Mar 26, 2014

Blood and Life and Death

I got my first period after I had already started having sex at the age of 15. (I thought that maybe I got it just moments after, but it turned out that that was just ruptured hymen blood.) I envied the other girls their training bras and period-talk, their whispered confessions of cramps and blood-stained panties, their furtive tampon smuggling.

When I did finally get it, my father gave me a dozen white roses to celebrate my metamorphosis from girl to woman. (Ironic, as I was no longer white-rose-pure, but you don't tell your dad about the first time a boy makes you Kraft Dinner and then takes you into his dark basement bedroom in the middle of a fine summer afternoon and fucks you (twice) in his unmade bed between boy-smelling sheets.) This gift from the most important male figure in my life made me thereafter think of this blood not as a thing to be whispered about and hidden, but as a gift to be disclosed and celebrated. Shared, even.

Being rather of the more responsible sort, I went immediately on the pill. For the last 25 years, I have had a four-and-a-half day period with light flow and minimal cramping, possibly a mild headache, a marked tendency to be induced to tears during long-distance commercials, and the increased desire to consume foodstuffs of the cocoa-bean variety. I knew that other girls' periods were not nearly as kind as mine: terrible tales of gut-wrenching cramps that made gym class impossible and Midol or Tylenol necessary in order to bear the week of horror, flow that arrived unexpectedly during swimming lessons or band practice or math tests,  periods that came only once every few months, and then with a vengeance. I was lucky. I was grateful (or as grateful as a teenager unconcerned with mortality and the mysteries of life could be). I came to count on her timely arrival as a sign of anatomical mastery: the dissembling hormones had done their job and no embryo had taken up lodging inside my uterus.  

And now all that has changed. My body has decided, after so many years of benevolence and submission, to rebel.

I began waking up at night, my t-shirt soaked with sweat. Is my duvet too heavy for the season? I wondered, as I changed my top and stuck my feet out from beneath the covers. And then in the middle of the afternoon, that first rush of heat out of nowhere. God, is it hot in here? I need to open a window. I must have been over-exerting myself. But in the recesses of my brain, the dim thought that maybe this was it, my procreating years were nearing an end. Impossible to imagine when one is under 40 with no children. Forcing me to ask myself if I actually want to have a baby, now that I have almost missed my chance; the typical human response of wanting something only when you can no longer have it. (I have reviewed and found my decision to remain childless acceptable.)

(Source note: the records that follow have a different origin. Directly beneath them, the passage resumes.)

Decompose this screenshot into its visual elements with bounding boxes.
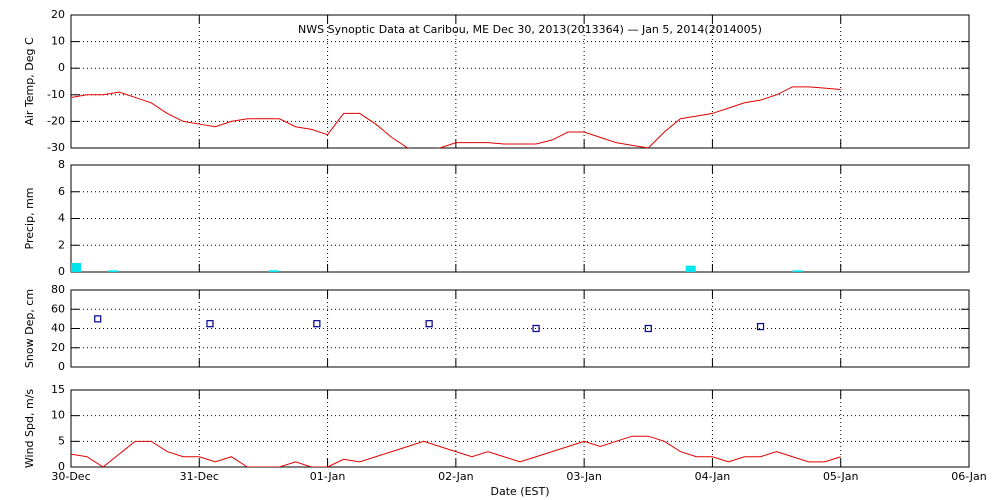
series <box>71 262 803 272</box>
bar <box>108 270 119 272</box>
y-axis-label: Air Temp, Deg C <box>23 37 36 126</box>
x-axis-label: Date (EST) <box>490 485 549 498</box>
series <box>71 435 841 467</box>
line <box>71 86 841 148</box>
x-tick-label: 30-Dec <box>51 470 90 483</box>
point <box>532 324 540 333</box>
y-tick-label: 0 <box>58 61 65 74</box>
x-tick-label: 05-Jan <box>823 470 859 483</box>
series <box>71 86 841 148</box>
point <box>644 324 652 333</box>
x-tick-label: 01-Jan <box>310 470 346 483</box>
point <box>313 320 321 328</box>
point <box>425 320 433 328</box>
y-tick-label: 0 <box>58 265 65 278</box>
x-tick-label: 04-Jan <box>695 470 731 483</box>
y-axis-label: Snow Dep, cm <box>23 289 36 368</box>
y-axis-label: Precip, mm <box>23 188 36 250</box>
x-tick-label: 02-Jan <box>438 470 474 483</box>
bar <box>685 265 696 272</box>
bar <box>792 270 803 272</box>
y-tick-label: 8 <box>58 158 65 171</box>
y-tick-label: 20 <box>51 8 65 21</box>
x-tick-label: 31-Dec <box>180 470 219 483</box>
y-tick-label: 5 <box>58 434 65 447</box>
y-tick-label: 0 <box>58 360 65 373</box>
plot-frame <box>70 389 970 468</box>
y-tick-label: 10 <box>51 409 65 422</box>
y-tick-label: 4 <box>58 212 65 225</box>
point <box>94 315 102 323</box>
y-tick-label: 40 <box>51 322 65 335</box>
chart-title: NWS Synoptic Data at Caribou, ME Dec 30,… <box>298 23 762 36</box>
point <box>206 320 214 328</box>
y-tick-label: 10 <box>51 35 65 48</box>
y-tick-label: 15 <box>51 383 65 396</box>
x-tick-label: 06-Jan <box>951 470 987 483</box>
y-tick-label: 20 <box>51 341 65 354</box>
y-tick-label: -30 <box>47 141 65 154</box>
y-axis-label: Wind Spd, m/s <box>23 389 36 469</box>
y-tick-label: 60 <box>51 302 65 315</box>
point <box>756 322 765 331</box>
y-tick-label: 0 <box>58 460 65 473</box>
bar <box>71 262 81 272</box>
series <box>94 315 765 333</box>
plot-frame <box>70 14 970 149</box>
y-tick-label: -20 <box>47 114 65 127</box>
x-tick-label: 03-Jan <box>566 470 602 483</box>
y-tick-label: 6 <box>58 185 65 198</box>
bar <box>268 270 279 272</box>
y-tick-label: 80 <box>51 283 65 296</box>
line <box>71 435 841 467</box>
y-tick-label: -10 <box>47 88 65 101</box>
y-tick-label: 2 <box>58 238 65 251</box>
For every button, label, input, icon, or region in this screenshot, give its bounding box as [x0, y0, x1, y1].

Despite the warning signs, that first unexpectedly heavy period took me completely by surprise. Cramps that made me bend over in pain, clutching my belly; clots like pieces of liver, wet and slippery, sliding into the toilet with the bright red rush of blood. I wondered if maybe I needed to go to the hospital, I was hemorrhaging, I was dying. I asked advice of friends on the internet, I googled, I learned the word perimenopause. (They make sure to tell you what will happen when you first start bleeding, but no one really talks about what happens when you first start to stop.) I mentioned it to my doctor, who told me I was too young for menopause. My body begs to differ.

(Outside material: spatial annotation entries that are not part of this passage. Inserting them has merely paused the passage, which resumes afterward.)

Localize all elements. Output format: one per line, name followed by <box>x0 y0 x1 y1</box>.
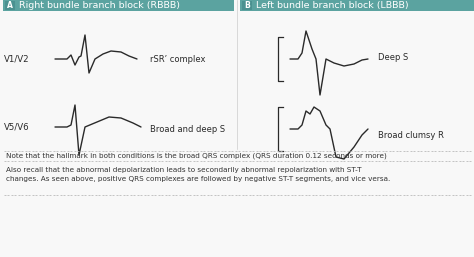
Text: Left bundle branch block (LBBB): Left bundle branch block (LBBB) <box>256 1 409 10</box>
Bar <box>242 1 252 10</box>
Bar <box>240 0 474 11</box>
Text: A: A <box>7 1 13 10</box>
Text: Also recall that the abnormal depolarization leads to secondarily abnormal repol: Also recall that the abnormal depolariza… <box>6 167 390 182</box>
Text: Note that the hallmark in both conditions is the broad QRS complex (QRS duration: Note that the hallmark in both condition… <box>6 153 387 159</box>
Text: rSR’ complex: rSR’ complex <box>150 54 206 63</box>
Text: Deep S: Deep S <box>378 52 408 61</box>
Text: V5/V6: V5/V6 <box>4 123 29 132</box>
Text: Broad clumsy R: Broad clumsy R <box>378 131 444 140</box>
Bar <box>5 1 15 10</box>
Text: Broad and deep S: Broad and deep S <box>150 125 225 134</box>
Text: Right bundle branch block (RBBB): Right bundle branch block (RBBB) <box>19 1 180 10</box>
Bar <box>3 0 234 11</box>
Text: B: B <box>244 1 250 10</box>
Text: V1/V2: V1/V2 <box>4 54 29 63</box>
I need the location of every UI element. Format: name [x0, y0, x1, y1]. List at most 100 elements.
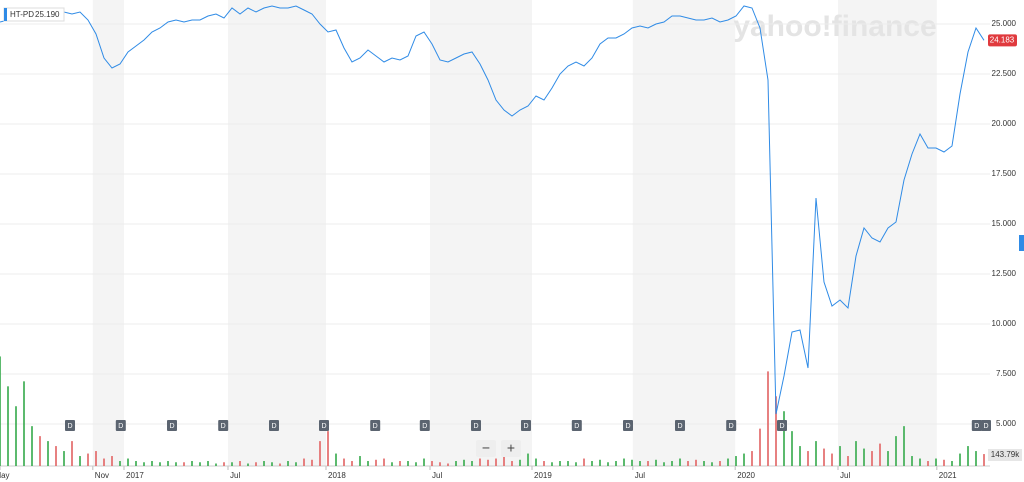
dividend-marker: D	[726, 420, 737, 431]
volume-bar	[367, 461, 369, 466]
zoom-button-label: −	[482, 440, 490, 456]
volume-bar	[303, 458, 305, 466]
volume-bar	[639, 461, 641, 466]
volume-bar	[975, 451, 977, 466]
x-tick-label: Nov	[95, 471, 109, 480]
x-tick-label: 2019	[534, 471, 552, 480]
volume-bar	[79, 456, 81, 466]
volume-bar	[815, 441, 817, 466]
dividend-label: D	[729, 423, 734, 430]
volume-bar	[127, 458, 129, 466]
zoom-button[interactable]: −	[476, 440, 496, 457]
volume-bar	[935, 458, 937, 466]
volume-badge	[988, 449, 1022, 461]
volume-bar	[415, 462, 417, 466]
dividend-label: D	[321, 423, 326, 430]
volume-bar	[607, 462, 609, 466]
volume-bar	[895, 436, 897, 466]
x-tick-label: 2017	[126, 471, 144, 480]
legend-name: HT-PD	[10, 10, 34, 19]
volume-bar	[855, 441, 857, 466]
volume-bar	[959, 453, 961, 466]
volume-bar	[567, 461, 569, 466]
y-tick-label: 12.500	[992, 269, 1017, 278]
volume-bar	[495, 458, 497, 466]
volume-bar	[951, 461, 953, 466]
dividend-label: D	[779, 423, 784, 430]
volume-bar	[903, 426, 905, 466]
dividend-label: D	[974, 423, 979, 430]
dividend-marker: D	[319, 420, 329, 431]
shade-band	[430, 0, 532, 466]
shade-band	[838, 0, 937, 466]
zoom-button[interactable]: +	[501, 440, 521, 457]
volume-bar	[327, 431, 329, 466]
volume-bar	[911, 456, 913, 466]
volume-bar	[207, 461, 209, 466]
volume-bar	[575, 462, 577, 466]
dividend-label: D	[271, 423, 276, 430]
y-tick-label: 15.000	[992, 219, 1017, 228]
dividend-marker: D	[370, 420, 381, 431]
dividend-badge	[571, 420, 582, 431]
dividend-badge	[319, 420, 329, 431]
volume-bar	[191, 461, 193, 466]
dividend-label: D	[983, 423, 988, 430]
x-tick-label: 2018	[328, 471, 346, 480]
dividend-marker: D	[269, 420, 279, 431]
volume-badge-label: 143.79k	[991, 450, 1020, 459]
dividend-badge	[419, 420, 430, 431]
volume-bar	[967, 446, 969, 466]
dividend-badge	[726, 420, 737, 431]
volume-bar	[887, 451, 889, 466]
volume-bar	[839, 446, 841, 466]
volume-bar	[799, 446, 801, 466]
volume-bar	[359, 456, 361, 466]
volume-bar	[95, 451, 97, 466]
legend-swatch	[4, 8, 7, 21]
dividend-marker: D	[471, 420, 481, 431]
volume-bar	[231, 462, 233, 466]
dividend-badge	[115, 420, 126, 431]
volume-bar	[31, 426, 33, 466]
dividend-marker: D	[65, 420, 75, 431]
volume-bar	[823, 448, 825, 466]
volume-bar	[375, 459, 377, 466]
volume-bar	[479, 458, 481, 466]
volume-bar	[631, 459, 633, 466]
volume-bar	[743, 453, 745, 466]
volume-bar	[311, 459, 313, 466]
volume-bar	[583, 458, 585, 466]
volume-bar	[23, 381, 25, 466]
volume-bar	[647, 461, 649, 466]
volume-bar	[239, 461, 241, 466]
volume-bar	[447, 463, 449, 466]
volume-bar	[119, 461, 121, 466]
volume-bar	[215, 463, 217, 466]
dividend-marker: D	[981, 420, 991, 431]
dividend-marker: D	[971, 420, 982, 431]
volume-bar	[695, 459, 697, 466]
price-line	[0, 5, 985, 415]
zoom-button-bg	[501, 440, 521, 457]
dividend-badge	[370, 420, 381, 431]
volume-bar	[551, 462, 553, 466]
volume-bar	[655, 459, 657, 466]
volume-bar	[519, 459, 521, 466]
volume-bar	[767, 371, 769, 466]
volume-bar	[111, 456, 113, 466]
zoom-button-label: +	[507, 440, 515, 456]
legend-price: 25.190	[35, 10, 60, 19]
volume-bar	[791, 431, 793, 466]
dividend-badge	[471, 420, 481, 431]
x-tick-label: 2021	[939, 471, 957, 480]
volume-bar	[175, 462, 177, 466]
volume-bar	[87, 453, 89, 466]
volume-bar	[319, 441, 321, 466]
volume-bar	[623, 458, 625, 466]
y-tick-label: 5.000	[996, 419, 1017, 428]
x-tick-label: Jul	[635, 471, 645, 480]
volume-bar	[47, 441, 49, 466]
volume-bar	[295, 462, 297, 466]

I can only hope that this process will be swift, that the menstrual goddesses will relent and be kind to me in the ending as they were kind in the beginning, because they sure are being cunts right now. For the past few months, my uterus has contracted and expelled dark fist-sized clots of uterine lining like pumpkin flesh and seeds being scraped clean with a dull spoon and then ripped out by handfuls. For the first time in my life, I have had to buy super absorbent tampons and overnight maxipads with wings. I have bled through denim. I have stained the sheets. I have had post-period spotting of up to a week. I have had headaches for four days that no amount or kind of drug can cure. I will miss you, blood-friend, but let's make this quick, okay?

So this is undeniably it: the beginning of the end. It's a strange thing to come to terms with. The girl with the bouquet of white roses is inside me still, but so is the dried-up old woman with jowls and saggy breasts and laugh-lines. I can see her there, just around the corner. Blood and life and death.